U.S. ally Taiwan is among the economies most vulnerable to the U.S.’s protectionist moves to impose punitive measures on technology imports for China, DBS said.
The Trump administration has proposed 25 percent tariffs on imports from China, targeting products in the aerospace, information and communication technology (ICT) segment and machinery, DBS noted, adding that’s raised trade war fears.
“There are reasons to worry that Taiwan is among the most vulnerable to a U.S.-China trade war, which might potentially focus on the high-tech sector,” DBS said in a note on Wednesday. It noted that about 40 percent of Taiwan’s exports head to the Chinese market, including Hong Kong, making it the second-highest share of exports to China in Asia after Hong Kong.
Additionally, Taiwan relies heavily of tech exports, with the ICT segment, which includes computers and electronics, accounting for around 40 percent of Taiwan’s exports and 20 percent of its gross domestic product (GDP), DBS said.
“Higher tariffs imposed by the U.S. on Chinese imports will directly hurt Taiwanese firms that have production bases in China,” DBS said, noting that the overseas production ratio for Taiwan-branded computers, laptops and mobile phones was as high as 90 percent.

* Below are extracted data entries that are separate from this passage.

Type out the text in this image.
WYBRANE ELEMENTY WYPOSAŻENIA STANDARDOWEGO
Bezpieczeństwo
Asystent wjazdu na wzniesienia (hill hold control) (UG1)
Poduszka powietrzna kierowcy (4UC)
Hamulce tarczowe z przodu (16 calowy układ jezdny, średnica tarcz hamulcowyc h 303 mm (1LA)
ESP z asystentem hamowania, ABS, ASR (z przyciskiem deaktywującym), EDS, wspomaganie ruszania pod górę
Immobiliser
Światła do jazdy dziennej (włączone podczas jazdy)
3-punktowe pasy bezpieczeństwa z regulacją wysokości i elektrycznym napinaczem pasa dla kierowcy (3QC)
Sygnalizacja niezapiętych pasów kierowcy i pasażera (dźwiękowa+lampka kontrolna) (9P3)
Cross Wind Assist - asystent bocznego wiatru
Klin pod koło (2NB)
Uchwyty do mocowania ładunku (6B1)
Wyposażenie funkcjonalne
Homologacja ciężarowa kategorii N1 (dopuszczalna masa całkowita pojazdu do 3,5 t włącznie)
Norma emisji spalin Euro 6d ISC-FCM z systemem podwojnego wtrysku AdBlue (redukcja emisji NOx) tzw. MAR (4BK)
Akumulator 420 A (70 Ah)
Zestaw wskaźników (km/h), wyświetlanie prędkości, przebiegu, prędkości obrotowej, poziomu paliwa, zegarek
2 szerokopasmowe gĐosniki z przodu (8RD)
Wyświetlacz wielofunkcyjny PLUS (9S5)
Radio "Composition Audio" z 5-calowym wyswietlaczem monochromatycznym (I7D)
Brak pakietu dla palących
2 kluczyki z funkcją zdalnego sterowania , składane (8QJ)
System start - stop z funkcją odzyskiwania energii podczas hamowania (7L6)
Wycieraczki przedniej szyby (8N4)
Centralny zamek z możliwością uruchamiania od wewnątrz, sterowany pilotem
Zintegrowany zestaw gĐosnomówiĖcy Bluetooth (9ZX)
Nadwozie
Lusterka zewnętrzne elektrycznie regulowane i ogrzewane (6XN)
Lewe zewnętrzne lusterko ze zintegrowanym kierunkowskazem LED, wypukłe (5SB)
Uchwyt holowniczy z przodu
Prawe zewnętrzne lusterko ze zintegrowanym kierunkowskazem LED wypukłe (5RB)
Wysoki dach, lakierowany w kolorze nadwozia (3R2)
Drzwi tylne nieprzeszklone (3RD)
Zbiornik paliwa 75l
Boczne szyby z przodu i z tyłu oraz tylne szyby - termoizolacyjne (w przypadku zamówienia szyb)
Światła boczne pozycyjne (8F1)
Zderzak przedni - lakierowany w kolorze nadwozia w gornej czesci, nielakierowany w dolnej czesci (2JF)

Additionally, Taiwanese companies that supply intermediate goods to China, such as semiconductors, will take a hit, DBS said, noting around 55 percent of Taiwan’s electrical components exports go to China and Hong Kong.
Hold your horses
But DBS noted the impact of U.S. tariffs on China’s exports shouldn’t be overestimated as the end result could just be felt by U.S. consumers.
“Given China’s dominant position in global electronics manufacturing and the sophisticated nature of electronics supply chains, it may not be easy for alternative production bases – the U.S., Vietnam, or other Asian countries – to expand capacity in a short period of time to pick up the slack from China,” DBS said, noting China accounts for 31 percent of global ICT exports and 44 percent if Hong Kong is included.
“The immediate result of U.S. tariffs could be higher prices paid by U.S. consumers on China-made electronic products,” the bank said.
DBS added that it wasn’t clear how far the Trump administration would carry its trade war threats, so it kept its forecast for the Taiwan economy to grow 2.8 percent this year.